Lou looked at you. “Hmm.I..” The door opened. “Act sexy. I don’t know!” he whisper shouted, going into the cabin as the others followed along. “Just don’t let him see you.“
“What..” you muttered under your breath. Act like a slut? How would you do that?
“The can is somewhere in here..” Adam said by your side. “We’ll find it while you and Jacob stay down here, alright kid?” You slowly nodded before he ran upstairs.
“Jacob what the fuck do we do?” You asked in worry. He shrugged. “Dammit.”
“Just stay calm, alright?” He said, holding your shoulders. “Don’t talk to anyone.” He said before going into the kitchen.
“Jacob? Jacob!” You whispered but he left you. You sighed and sat down on the couch, enjoying the sound of the PetShop Boys playing in the back.
You first met the guys back in 2009. You went to school with Jacob and that’s how you met his crazy dad friends. They thought Jacob was gay but you pretended to be his girlfriend, but finally told them that you guys weren’t together. Long story short, they invited you to the lodge to party with them, until here you were, suck in the 80s. You would’ve been born by now.
Suddenly, you heard running down the stairs, and saw the guys along with Kelly all in a group, facing someone on the other side of the room. The guy was surrounded by frat looking boys, cocky and upfront, they looked.
That was probably Blaine and his dick sucking friends.
“Can we have that back?” Nick asked, pointing to the can Blaine was holding. Holy shit, we need that to get home.
You stood behind them, worried. This is the part where Lou gets beat.
“Bad news for you, sport. I’m a patriot.” Blaine explained. What the fuck. “Americaa.”
“Blaine, give it to us, please.” Lou stepped.
“Come and get it then.” Blaine said, throwing the can to one of his friends, gesturing for Lou to come closer. Lou did as instructed, trying to throw a punch but failed. Blaine ended up giving Lou a good whack in the face.
The crowed ooed and laughed, as Lou got on the floor by Nick’s feet.
“Are you alright?” Jacob asked, propping him up.”
“You got this, Lou. Tear his little white boy as up!” Nick encouraged.
“You’re bleeding, Lou.” You said, coming out of the crowed, bending to Lou’s height. You wiped the blood from his nose and wiped it on the couch.
“Woah, woah woah.” Blaine said, taking off his jacket. “Who is this fine thing?” He smirked, looking down at you. Shit. Don’t be seen, don’t be seen.
“This is (Y/N)..” Lou said, wiping his nose. “Shit…” He muttered.
“(Y/N), huh?” He asked. You stood up, hands clutching your sweater as you made sweater paws. “Damn.” He bit his lip, eyeing you up and down as bait.
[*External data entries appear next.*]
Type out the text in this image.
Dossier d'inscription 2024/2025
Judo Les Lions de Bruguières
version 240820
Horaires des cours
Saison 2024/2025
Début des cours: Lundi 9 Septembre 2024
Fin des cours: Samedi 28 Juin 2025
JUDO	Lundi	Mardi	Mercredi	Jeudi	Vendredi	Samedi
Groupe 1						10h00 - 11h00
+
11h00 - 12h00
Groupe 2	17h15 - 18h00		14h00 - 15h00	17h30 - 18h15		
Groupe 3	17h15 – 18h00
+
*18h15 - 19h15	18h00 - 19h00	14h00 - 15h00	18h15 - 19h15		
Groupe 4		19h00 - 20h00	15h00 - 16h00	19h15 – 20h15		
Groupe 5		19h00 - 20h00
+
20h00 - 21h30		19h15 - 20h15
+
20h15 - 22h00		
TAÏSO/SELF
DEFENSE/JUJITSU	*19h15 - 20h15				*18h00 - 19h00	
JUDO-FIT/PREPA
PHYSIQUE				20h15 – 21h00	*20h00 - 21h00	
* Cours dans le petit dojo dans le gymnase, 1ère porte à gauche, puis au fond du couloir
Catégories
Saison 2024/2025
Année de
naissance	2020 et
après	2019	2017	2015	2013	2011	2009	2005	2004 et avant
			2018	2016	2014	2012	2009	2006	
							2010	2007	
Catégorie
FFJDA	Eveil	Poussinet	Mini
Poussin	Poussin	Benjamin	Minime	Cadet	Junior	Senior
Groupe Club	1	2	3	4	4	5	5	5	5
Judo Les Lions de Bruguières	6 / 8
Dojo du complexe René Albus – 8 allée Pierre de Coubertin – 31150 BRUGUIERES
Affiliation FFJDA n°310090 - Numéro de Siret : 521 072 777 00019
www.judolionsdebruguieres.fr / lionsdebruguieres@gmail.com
“Blaine.” You said, clearing your throat.
“You know my name, huh sweetie?” He asked, stepping closer. “You’re hot.” He whispered in your ear before backing away. You shivered at his voice, cursing to yourself because you found Blaine slightly attractive. Fucker.
“How bout we make a deal, Lou.” Blaine explained. By now, Lou was standing up. “You get your little spy kit, along with this bomb thing, and we get the girl.” Blaine smiled widely, biting his lip.
“No, you can’t take her!” Jacob yelled, defending you.
“What are you, her boyfriend?” One of Blaine’s friends asked. “Queer.” He smirked.
“You can’t take her, Blaine. Just give us the bag. We mean no harm.” Adam said.
Blaine was about to speak, about to spike up the fight a bit more but you cleared your throat and interrupted. “No. I-it’s fine. I’ll go with him, alright guys?” You softly smiled at the group, walking over to Blaine.
Nick grabbed your hand. “No, (Y/N). Don’t.” but you pulled away.
“Don’t leave without me.” You whispered before yanking your arm and walking to Blaine. The others overheard and played along.
“Have her.” Lou spoke.
Blaine wrapped his arm around your waist, hugging tightly enough to leave marks. He tossed the bags to the others as they ran out the door. Nick was the last to come out, and held the can in his hand.
“See this shit?” He yelled. “It is a bomb. If you don’t count to 5000 all of y’all will explode!” He said before slamming the door. Everyone looked confused as Blaine led you upstairs to his room, and locked the door.
“I’ll protect you!” He said, shutting his blinds. Is he kidding?”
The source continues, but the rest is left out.